3. Uinta Oak Jacked, 10.31% ABV: Part of Uinta's Crooked Line series of special releases, Oak Jacked takes the Salt Lake City brewery's Punk'n Harvest Pumpkin Ale, bumps up its strength to 10.31% (get it?) and ages it in oak barrels for six months. The originally perfume-y beer bulks up and mellows out, its spices hidden behind a velvet wave of vanilla-streaked liquor.
4. The Bruery Autumn Maple, 10% ABV: The best pumpkin beer in the patch isn't a pumpkin beer at all. Fall tradition for these SoCal brewers means staying up all night to roast 600 pounds of sweet potatoes for every batch. They bring a nuttiness and yes, a slight cidery sourness, but it's wonderfully offset by earthy molasses, maple syrup and a fruity Belgian yeast.

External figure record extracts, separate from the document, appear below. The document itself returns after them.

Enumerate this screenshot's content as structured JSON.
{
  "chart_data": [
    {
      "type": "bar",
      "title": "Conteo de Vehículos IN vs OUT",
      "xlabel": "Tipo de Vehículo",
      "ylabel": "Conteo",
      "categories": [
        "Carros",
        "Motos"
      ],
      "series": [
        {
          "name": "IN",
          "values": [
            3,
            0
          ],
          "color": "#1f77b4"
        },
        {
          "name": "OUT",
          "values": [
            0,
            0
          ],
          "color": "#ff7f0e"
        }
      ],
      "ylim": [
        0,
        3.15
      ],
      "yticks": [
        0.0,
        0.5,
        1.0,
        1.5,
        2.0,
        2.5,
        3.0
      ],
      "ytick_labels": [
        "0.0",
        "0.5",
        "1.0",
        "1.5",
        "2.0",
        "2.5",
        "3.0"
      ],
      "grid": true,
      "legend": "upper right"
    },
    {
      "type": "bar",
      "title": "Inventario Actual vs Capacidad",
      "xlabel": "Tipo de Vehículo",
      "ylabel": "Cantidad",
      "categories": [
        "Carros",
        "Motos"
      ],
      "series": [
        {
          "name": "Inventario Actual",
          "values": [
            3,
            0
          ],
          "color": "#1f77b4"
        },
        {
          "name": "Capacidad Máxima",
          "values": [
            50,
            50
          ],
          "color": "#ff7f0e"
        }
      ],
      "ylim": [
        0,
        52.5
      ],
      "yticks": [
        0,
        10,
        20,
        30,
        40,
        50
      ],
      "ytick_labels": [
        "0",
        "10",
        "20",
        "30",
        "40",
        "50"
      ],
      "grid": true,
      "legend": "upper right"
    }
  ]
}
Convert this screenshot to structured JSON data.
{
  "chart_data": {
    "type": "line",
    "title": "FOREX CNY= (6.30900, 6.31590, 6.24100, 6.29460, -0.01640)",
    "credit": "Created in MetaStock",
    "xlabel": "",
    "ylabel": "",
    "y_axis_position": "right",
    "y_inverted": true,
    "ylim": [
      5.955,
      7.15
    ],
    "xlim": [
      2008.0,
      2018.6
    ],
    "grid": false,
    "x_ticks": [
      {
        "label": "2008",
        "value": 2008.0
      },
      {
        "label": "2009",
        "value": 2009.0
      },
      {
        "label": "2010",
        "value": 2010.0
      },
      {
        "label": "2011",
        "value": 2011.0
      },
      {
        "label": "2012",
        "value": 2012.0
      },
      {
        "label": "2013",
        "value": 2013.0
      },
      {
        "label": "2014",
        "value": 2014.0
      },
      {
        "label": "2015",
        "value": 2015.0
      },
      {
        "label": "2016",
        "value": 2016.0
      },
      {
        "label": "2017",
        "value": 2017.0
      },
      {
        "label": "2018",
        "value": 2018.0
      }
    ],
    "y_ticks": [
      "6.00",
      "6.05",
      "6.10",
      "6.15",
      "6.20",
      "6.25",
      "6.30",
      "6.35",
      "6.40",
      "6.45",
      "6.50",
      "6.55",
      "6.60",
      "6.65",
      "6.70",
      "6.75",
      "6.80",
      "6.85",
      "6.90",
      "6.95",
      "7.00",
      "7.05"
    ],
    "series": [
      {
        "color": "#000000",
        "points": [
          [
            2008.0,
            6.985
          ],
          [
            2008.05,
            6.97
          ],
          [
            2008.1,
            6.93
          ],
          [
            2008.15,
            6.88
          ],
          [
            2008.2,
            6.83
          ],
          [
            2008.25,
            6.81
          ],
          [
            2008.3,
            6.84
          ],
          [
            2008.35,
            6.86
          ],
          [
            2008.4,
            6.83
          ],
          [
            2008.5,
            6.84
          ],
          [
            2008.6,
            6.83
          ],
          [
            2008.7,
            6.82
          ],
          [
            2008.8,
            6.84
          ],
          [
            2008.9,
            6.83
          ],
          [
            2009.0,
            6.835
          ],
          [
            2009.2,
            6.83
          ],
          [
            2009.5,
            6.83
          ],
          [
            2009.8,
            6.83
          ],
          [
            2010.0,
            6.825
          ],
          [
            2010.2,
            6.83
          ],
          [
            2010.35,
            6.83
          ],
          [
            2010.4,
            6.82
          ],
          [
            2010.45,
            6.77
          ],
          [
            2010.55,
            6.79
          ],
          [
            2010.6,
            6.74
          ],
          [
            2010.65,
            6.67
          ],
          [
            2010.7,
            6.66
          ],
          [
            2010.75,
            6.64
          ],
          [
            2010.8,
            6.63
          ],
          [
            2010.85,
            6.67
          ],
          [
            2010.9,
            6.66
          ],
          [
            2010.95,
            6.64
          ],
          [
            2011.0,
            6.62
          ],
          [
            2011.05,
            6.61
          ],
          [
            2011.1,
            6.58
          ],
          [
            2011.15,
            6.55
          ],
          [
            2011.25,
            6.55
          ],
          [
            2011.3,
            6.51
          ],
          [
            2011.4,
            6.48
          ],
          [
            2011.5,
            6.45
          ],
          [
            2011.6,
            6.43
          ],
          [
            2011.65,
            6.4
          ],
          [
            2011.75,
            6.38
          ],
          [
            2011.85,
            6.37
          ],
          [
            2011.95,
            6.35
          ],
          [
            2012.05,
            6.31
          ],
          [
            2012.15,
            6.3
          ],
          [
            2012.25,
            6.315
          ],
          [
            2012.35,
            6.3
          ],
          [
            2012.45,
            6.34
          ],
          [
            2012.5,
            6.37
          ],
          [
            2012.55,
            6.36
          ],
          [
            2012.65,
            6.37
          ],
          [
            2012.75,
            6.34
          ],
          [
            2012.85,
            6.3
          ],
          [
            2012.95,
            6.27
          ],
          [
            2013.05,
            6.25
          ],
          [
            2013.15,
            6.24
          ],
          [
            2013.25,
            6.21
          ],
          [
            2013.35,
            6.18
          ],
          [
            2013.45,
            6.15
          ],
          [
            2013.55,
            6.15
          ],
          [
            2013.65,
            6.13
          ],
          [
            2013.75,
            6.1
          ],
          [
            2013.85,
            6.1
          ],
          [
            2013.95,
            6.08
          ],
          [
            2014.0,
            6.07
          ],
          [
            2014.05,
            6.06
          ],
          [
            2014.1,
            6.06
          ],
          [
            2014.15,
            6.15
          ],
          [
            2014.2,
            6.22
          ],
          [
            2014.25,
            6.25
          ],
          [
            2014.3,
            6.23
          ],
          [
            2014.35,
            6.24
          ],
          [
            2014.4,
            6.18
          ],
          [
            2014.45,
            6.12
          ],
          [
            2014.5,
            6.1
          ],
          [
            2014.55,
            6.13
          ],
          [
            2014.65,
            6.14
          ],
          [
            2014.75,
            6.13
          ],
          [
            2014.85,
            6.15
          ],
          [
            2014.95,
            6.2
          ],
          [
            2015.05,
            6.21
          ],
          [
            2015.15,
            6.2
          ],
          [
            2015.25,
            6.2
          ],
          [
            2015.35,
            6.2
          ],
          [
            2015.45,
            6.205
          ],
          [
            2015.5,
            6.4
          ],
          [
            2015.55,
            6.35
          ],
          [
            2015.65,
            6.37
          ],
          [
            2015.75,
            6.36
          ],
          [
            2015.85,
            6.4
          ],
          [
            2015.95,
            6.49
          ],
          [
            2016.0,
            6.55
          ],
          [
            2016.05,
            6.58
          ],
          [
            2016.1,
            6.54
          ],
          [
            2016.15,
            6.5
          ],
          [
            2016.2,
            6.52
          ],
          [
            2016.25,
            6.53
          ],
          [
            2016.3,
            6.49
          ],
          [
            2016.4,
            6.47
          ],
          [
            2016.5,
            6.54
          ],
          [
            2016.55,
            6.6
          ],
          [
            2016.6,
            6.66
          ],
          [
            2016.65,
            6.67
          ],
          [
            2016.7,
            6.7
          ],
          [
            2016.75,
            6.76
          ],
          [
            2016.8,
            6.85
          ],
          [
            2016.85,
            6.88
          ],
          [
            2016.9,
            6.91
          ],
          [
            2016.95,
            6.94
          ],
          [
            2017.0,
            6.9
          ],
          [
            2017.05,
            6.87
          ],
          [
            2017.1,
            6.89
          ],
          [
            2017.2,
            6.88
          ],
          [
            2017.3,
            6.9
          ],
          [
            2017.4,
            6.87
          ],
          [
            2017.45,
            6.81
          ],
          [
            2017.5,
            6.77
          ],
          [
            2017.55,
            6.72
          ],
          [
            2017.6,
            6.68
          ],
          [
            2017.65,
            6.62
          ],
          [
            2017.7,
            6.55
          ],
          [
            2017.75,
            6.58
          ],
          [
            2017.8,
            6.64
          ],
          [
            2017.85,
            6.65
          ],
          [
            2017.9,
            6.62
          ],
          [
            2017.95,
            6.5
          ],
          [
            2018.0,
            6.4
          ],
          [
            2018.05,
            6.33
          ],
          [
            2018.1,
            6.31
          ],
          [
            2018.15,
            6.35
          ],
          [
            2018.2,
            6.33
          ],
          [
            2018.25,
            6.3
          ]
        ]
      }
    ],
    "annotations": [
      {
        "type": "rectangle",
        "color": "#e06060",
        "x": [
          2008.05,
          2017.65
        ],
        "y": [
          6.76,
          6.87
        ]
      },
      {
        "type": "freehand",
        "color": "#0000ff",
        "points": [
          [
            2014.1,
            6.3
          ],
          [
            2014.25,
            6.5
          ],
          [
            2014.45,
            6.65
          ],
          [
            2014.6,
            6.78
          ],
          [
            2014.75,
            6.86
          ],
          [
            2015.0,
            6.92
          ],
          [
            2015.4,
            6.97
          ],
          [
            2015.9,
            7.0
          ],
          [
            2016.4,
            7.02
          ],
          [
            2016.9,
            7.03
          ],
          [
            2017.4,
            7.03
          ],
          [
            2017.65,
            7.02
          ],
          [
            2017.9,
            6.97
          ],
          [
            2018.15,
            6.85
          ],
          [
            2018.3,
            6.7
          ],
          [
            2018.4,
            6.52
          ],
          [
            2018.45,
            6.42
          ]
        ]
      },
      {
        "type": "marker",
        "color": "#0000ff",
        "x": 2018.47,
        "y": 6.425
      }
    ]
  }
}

5. Smuttynose Pumpkin Ale, 5.6% ABV: More spicy than spiced—this ale from Portsmouth, N.H., is bracing and bitter. Less aromatic than most, with more noticeable hops, it's not an obvious pumpkin beer, but not quite anything else. Who says autumn can't also be refreshing? This is the only pumpkin beer that rightly comes in a six-pack.